Le Père fit un pas en avant, s'approchant de moi. Puis, une main lourde se posa sur mon épaule. Une sensation à la fois inconnue et familière. C'était un geste réconfortant souvent réservé à Carine.

« Tu as bien fait, Feyt. Il n'y a pas de quoi s'inquiéter. »

Je clignai des yeux, confus sur ce dont il parlait. Je n'avais rien fait, vraiment. Je suis littéralement resté là.

« Tu étais prêt à te jeter sur son passage. » Sa voix était calme, factuelle, comme s'il en était certain.

Pendant ce temps, j'étais encore plus confus. Depuis quand avais-je essayé de faire ça ? Bien sûr, si j'avais su que j'allais être attaquée, j'aurais pu prévoir le coup. Mais je n'étais pas encore assez en phase avec moi-même pour le faire en si peu de temps.

Le Père donna une autre tape légère sur mon épaule. « Je ne l'ai pas vu… Mais j'ai senti ton tressaillement. »

Bien que ce fût une façon bizarre de formuler les choses… je compris assez vite qu'il parlait probablement de son Talent, [Perception Spatiale]. Quand j'ai vu Raymond sortir un couteau, être surpris était une réaction attendue. Je supposai que c'était à ce moment-là que mes deux corps avaient comme tressailli.

Je réalisai aussi que c'était probablement ce Talent qui l'avait amené à suspecter Raymond. Bien que mes yeux ne puissent pas voir à travers l'épaisseur des vêtements, au moment où Raymond passa près du Père, il sentit que quelque chose n'allait pas.

Le Père continua : « Tu étais prêt à te mettre en danger pour Carine ; j'ai toujours cru cela. Si je n'étais pas intervenu moi-même, tu aurais essayé de l'arrêter tout seul, n'est-ce pas ? »

J'ouvris la bouche, mais aucun mot ne vint. Que pouvais-je dire ? Je sentis que le malentendu était un peu trop profond pour que je puisse le corriger.

Il laissa échapper un souffle discret, son sourire s'élargissant légèrement. Il serra faiblement mon épaule avant de me relâcher.

« C'est l'intention qui compte, comme dit le proverbe. Non pas que tu t'en sois mal sorti, cela dit. Savoir que tu traites la vie de Carine aussi précieusement que la tienne me rassure. »

Pour l'amour de Dieu… Encore ça ?!

Je n'ai même rien fait cette fois ! Je suis juste resté là ! Le pire, c'est que je ne trouvais même pas comment argumenter sans que ça sonne encore pire.

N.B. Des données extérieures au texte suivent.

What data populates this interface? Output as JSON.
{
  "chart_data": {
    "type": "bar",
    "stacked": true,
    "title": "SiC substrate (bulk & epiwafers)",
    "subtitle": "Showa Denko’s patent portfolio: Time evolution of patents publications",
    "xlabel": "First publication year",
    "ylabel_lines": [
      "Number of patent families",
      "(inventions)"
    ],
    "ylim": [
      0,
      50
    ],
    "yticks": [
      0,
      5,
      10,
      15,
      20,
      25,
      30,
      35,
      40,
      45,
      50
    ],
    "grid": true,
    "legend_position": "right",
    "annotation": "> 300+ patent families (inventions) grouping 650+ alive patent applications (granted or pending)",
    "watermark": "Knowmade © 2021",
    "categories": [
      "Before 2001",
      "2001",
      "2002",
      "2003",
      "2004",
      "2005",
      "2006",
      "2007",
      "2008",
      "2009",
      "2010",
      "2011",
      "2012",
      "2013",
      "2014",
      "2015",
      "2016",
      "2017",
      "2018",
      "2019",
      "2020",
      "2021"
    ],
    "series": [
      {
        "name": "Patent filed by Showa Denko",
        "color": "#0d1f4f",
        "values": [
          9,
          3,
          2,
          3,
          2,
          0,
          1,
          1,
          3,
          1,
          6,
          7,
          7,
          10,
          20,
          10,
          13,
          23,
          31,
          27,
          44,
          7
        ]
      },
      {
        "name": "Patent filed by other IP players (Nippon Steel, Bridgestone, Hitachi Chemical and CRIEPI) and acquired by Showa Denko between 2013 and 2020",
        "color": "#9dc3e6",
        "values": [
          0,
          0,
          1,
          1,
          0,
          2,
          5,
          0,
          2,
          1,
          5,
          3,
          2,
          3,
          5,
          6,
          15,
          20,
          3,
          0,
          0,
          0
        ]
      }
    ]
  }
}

Le Père, bien sûr, prit mon silence pour une confirmation. N'ayant rien d'autre à ajouter, il fit demi-tour et s'éloigna d'un pas décidé, m'emmenant — Carine — à ses côtés.

Laisse derrière moi dans la salle d'entraînement silencieuse, et marchant le long du couloir vide avec le Père, j'eus un peu de temps pour réfléchir.

Raymond… Pourquoi m'a-t-il attaquée ?

J'ai été méchante avec lui et je l'ai humilié devant tout le monde. Ça devrait être la réponse évidente. Mais je ne l'ai jamais vu comme le genre de gamin à chercher une vengeance à court terme. Il avait de la conviction dans les yeux, peu importe la colère qui s'y cachait.

Mais aujourd'hui, cette conviction… je n'en ai rien ressenti. À la place, tout ce que j'ai senti à côté de sa rage était quelque chose qui tenait du vide. Comme s'il… ne pensait pas droit. Mais quoi que ce soit… je ne pouvais qu'être soulagée d'être finalement saine et sauve.

Mais une partie de moi croit encore que c'est loin d'être fini.